Dawkins, who is legally blind, is driven to further dispel the belief that people with disabilities are unable to significantly contribute to the growth of a society.

“As a person living with a noticeable disability, I had to work hard to withstand the stigma and belief that persons with disabilities are not able to contribute to society,” she says.

Dawkins believes effort must be placed in understanding how mechanisms can aid such persons in being self-reliant, and therefore plans on conducting research in artificial intelligence and disability studies in an effort to help advance the lives of people living with disabilities in small islands developing states like Jamaica.

Dawkins has been described as one who stands out not because of her disability, but in spite of it. She consistenctly outperforms her peers and sets the stage to assume the responsibility of an outstanding scholar, researcher and leader in policymaking decisions.

MARIO CHRISTIE

Mario Christie, who is hailed as an outstanding researcher with commitment to the field of chemistry, is an environmental and analytical chemist. His LASPAU Faculty Development Scholarship sees him pursuing a PhD in environmental science at the SUNY, College of Environmental Science and Forestry.

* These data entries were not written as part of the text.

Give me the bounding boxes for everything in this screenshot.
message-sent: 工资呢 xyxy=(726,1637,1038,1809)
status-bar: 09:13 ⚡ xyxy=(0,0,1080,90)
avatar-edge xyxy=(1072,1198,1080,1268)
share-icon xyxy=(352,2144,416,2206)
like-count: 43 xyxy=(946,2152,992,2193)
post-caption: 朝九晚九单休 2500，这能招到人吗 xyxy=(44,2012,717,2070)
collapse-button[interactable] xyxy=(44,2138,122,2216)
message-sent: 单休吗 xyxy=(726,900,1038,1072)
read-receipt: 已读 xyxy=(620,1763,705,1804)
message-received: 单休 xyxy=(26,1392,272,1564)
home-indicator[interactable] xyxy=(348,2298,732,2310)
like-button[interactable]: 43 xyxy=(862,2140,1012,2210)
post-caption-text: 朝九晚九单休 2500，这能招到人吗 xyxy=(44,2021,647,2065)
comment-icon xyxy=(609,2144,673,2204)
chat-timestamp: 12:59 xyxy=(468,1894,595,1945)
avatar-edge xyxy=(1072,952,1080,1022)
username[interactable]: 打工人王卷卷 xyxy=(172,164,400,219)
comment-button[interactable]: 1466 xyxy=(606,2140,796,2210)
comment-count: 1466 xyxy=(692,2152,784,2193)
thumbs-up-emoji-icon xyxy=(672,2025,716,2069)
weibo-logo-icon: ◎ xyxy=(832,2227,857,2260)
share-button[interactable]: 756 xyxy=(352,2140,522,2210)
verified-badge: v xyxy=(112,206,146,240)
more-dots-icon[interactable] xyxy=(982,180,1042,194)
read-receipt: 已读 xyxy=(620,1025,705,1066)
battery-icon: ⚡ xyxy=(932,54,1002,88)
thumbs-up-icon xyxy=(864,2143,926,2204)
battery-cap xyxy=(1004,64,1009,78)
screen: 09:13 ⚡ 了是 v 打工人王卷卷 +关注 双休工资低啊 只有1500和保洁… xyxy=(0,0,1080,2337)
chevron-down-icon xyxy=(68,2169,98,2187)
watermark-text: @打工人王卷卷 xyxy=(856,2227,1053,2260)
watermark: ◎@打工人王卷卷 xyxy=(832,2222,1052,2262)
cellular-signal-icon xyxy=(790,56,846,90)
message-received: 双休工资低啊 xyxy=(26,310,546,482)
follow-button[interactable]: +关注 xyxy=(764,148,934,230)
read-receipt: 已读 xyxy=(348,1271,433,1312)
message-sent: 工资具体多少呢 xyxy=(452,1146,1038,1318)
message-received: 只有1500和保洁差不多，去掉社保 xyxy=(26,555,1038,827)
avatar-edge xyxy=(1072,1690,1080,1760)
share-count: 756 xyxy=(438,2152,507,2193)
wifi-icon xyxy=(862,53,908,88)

The programme will be an intersectional study of water resources, involving how the natural environment impacts water resources and how people interact with water resources and the environment. This, he asserts, will allow for the identification of gaps within policy creation and implementation and communication with the public.

He envisions that his research will be anchored in the socioeconomic impacts of poor water resources management to compliment his technical expertise in water analysis, watershed assessments and risk mitigation to water resources.

“Access to water for health and sanitation is one of the UN Sustainable Development Goals and it is important for Jamaica to be able to assess the availability of natural resources with an outlook towards sustainable development,” Christie says.

L NATHAN ANDERSON

Described as having the distinct ability to disaggregate challenging concepts into simpler and more easily understood components, L Nathan Henderson, a LASPAU recipient, is pursuing a PhD in materials science and engineering at the University of Central Florida. He is a former senior laboratory technologist in the Physics Department of The University of the West Indies, Mona, and a former teaching consultant with the Wigton Windfarm Renewable Energy Lab.

Henderson believes that growing up and living in a small island developing country that is blessed with a significant solar resource reinforces the need to utilise clean, sustainable energy sources for national development.

“The need for clean, sustainable energy is a major issue confronting the world now and is one of the most important material needs for effective national development,” he argues.

He will therefore pour his efforts into identifying storage methods to effectively distribute the energy produced through means such as solar and wind energy to positively impact energy costs for Jamaican households and businesses alike.